On this page

Everything About Mask R-CNN: A Beginner’s Guide

Easy to understand guide, explaining basic concepts of Mask R-CNN and how this convolutional neural network works.

Subscribe to the viso blog

Stay connected with viso.ai and receive new blog posts straight to your inbox.

Mask R-CNN is a Convolutional Neural Network (CNN) and a state-of-the-art model that performs object detection and instance segmentation. This Deep Neural Network variant detects objects in an image and generates high-quality segmentation masks for each instance.

To understand the differences between Mask RCNN, and Faster RCNN vs. RCNN, we introduce the concept of CNNs.

What is a Convolutional Neural Network (CNN)?

A Convolutional Neural Network (CNN) is a type of artificial neural network for image recognition for processing pixel data. Therefore, Convolutional Neural Networks are the fundamental building blocks for the computer vision task of image segmentation (CNN segmentation).

The Convolutional Neural Network Architecture consists of three main layers:

Convolutional layer: abstracts the input image as a feature map via the use of filters and kernels.
ROI Pooling layer: downsamples feature maps by summarizing the presence of features in patches of the feature map.
Fully connected layer: Fully connected layers connect every neuron in one layer to every neuron in another layer.

Combining the layers of a CNN teaches the designed neural network to identify an image’s object of interest. Simple CNNs are useful for image classification and object detection with a single object in the image.

Convolutional Neural Networks Concept — Concept of the Mask R-CNN architecture: How a convolutional neural network works.

In a more complex situation with multiple objects in an image, a simple CNN architecture isn’t optimal. For this, Mask R-CNN is a state-of-the-art architecture and an extension of R-CNN (also referred to as RCNN).

What is R-CNN?

R-CNN, or RCNN, stands for Region-Based Convolutional Neural Network. It is a type of machine learning model for computer vision tasks, specifically for object detection.

To understand what RCNN is, we will look next into the RCNN architecture.

How does R-CNN Work?

The following image depicts the concept of region-based CNN (R-CNN). This approach utilizes bounding boxes across the object regions. It then evaluates CNNs independently on all Regions of Interest (ROI) to classify image regions into the proposed class.

The RCNN architecture solves image detection tasks. Its architecture forms the basis of Mask R-CNN, with researchers later developing improvements to create Faster R-CNN.

Concept of R-CNN - Region-based Convolutional Networks — Concept of R-CNN – Region-based Convolutional Networks

What is Faster R-CNN?

Fast R-CNN is an improved version of R-CNN architectures with two stages:

Region Proposal Network (RPN) is a Neural Network proposing multiple objects available within a particular image.
Fast R-CNN extracts features using RoIPool from each candidate box and performs classification and bounding-box regression. RoIPool is an operation for extracting a small feature map from each RoI in detection, considering various aspect ratios.

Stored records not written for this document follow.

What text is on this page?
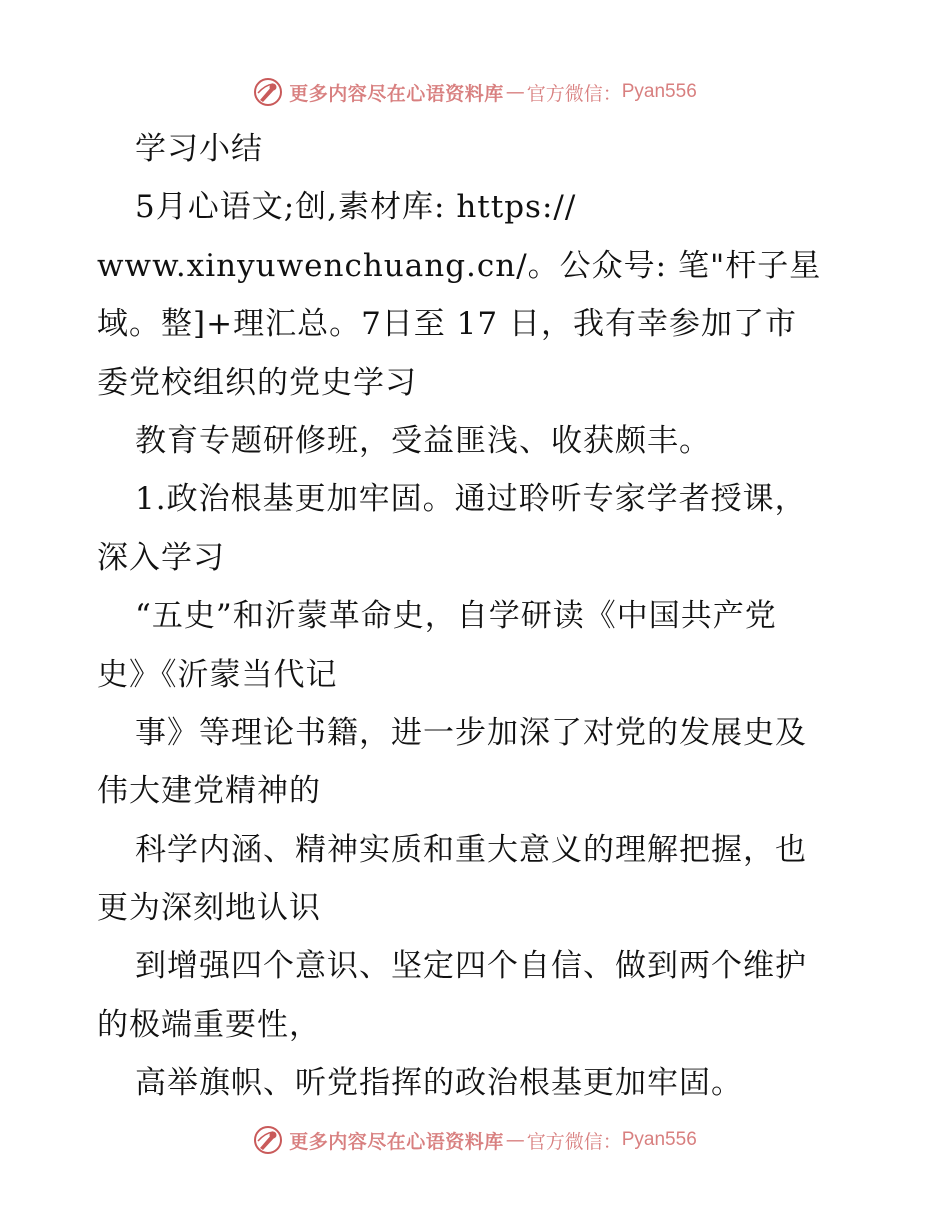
更多内容尽在心语资料库 — 官方微信： Pyan556
学习小结
5月心语文;创,素材库: https://
www.xinyuwenchuang.cn/。公众号: 笔"杆子星
域。整]+理汇总。7日至 17 日，我有幸参加了市
委党校组织的党史学习
教育专题研修班，受益匪浅、收获颇丰。
1.政治根基更加牢固。通过聆听专家学者授课，
深入学习
“五史”和沂蒙革命史，自学研读《中国共产党
史》《沂蒙当代记
事》等理论书籍，进一步加深了对党的发展史及
伟大建党精神的
科学内涵、精神实质和重大意义的理解把握，也
更为深刻地认识
到增强四个意识、坚定四个自信、做到两个维护
的极端重要性，
高举旗帜、听党指挥的政治根基更加牢固。
更多内容尽在心语资料库 — 官方微信： Pyan556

Concept of how Region proposal Networks work (RPN) — Concept of Region Proposal Networks (RPN)

Faster R-CNN advances this stream by learning the attention mechanism with an RPN and Fast R-CNN architecture. “Fast R-CNN” is faster because you need to feed 2’000 region proposals to CNN every time. Instead, the system performs the convolution operation only once per image, generating a feature map from it.

Furthermore, Faster R-CNN models are an optimized form of R-CNN built to enhance computation speed.

The main difference between Fast and Faster RCNN is that Fast R-CNN uses selective search. This is for generating Regions of Interest, while Faster R-CNN uses a “Region Proposal Network” (RPN). Let’s move on to see how Faster R-CNN helped build Mask-R-CNN.

What is Mask R-CNN?

Mask R-CNN is a state-of-the-art CNN in terms of image segmentation and instance segmentation. Researchers developed Mask R-CNN on top of Faster R-CNN, a Region-Based Convolutional Neural Network.

The first step to understanding how Mask R-CNN works requires an understanding of the concept of Image Segmentation.

Image Segmentation is the computer vision task that partitions a digital image into multiple segments. This segmentation locates objects and boundaries (lines, curves, etc.).

Two main types of image segmentation fall under Mask R-CNN:

Semantic Segmentation

Semantic segmentation classifies each pixel into a fixed set of categories without differentiating object instances. It deals with the identification/classification of similar objects as a single class from the pixel level.

As shown in the image above, the system classified all objects as a single entity (person). We also refer to this as background segmentation, because it separates the subjects of the image from the background.

Instance Segmentation

Instance Segmentation deals with the correct detection of all objects in an image while also precisely segmenting each instance. It is, therefore, the combination of object detection, object localization, and object classification. In other words, this type of segmentation gives a clear distinction between each object classified as a similar instance.

In the example image above, all objects are persons but separated as a single entity. Semantic segmentation, or foreground segmentation, accentuates the subjects of the image instead of the background.

How does Mask R-CNN work?

Researchers built Mask R-CNN using Faster R-CNN. Faster R-CNN has 2 outputs for each candidate object, a class label, and a bounding-box offset.

However, Mask R-CNN has the addition of a third branch that outputs the object mask. The additional mask output is distinct from the class and box outputs. Thus, requiring the extraction of a much finer spatial layout of an object.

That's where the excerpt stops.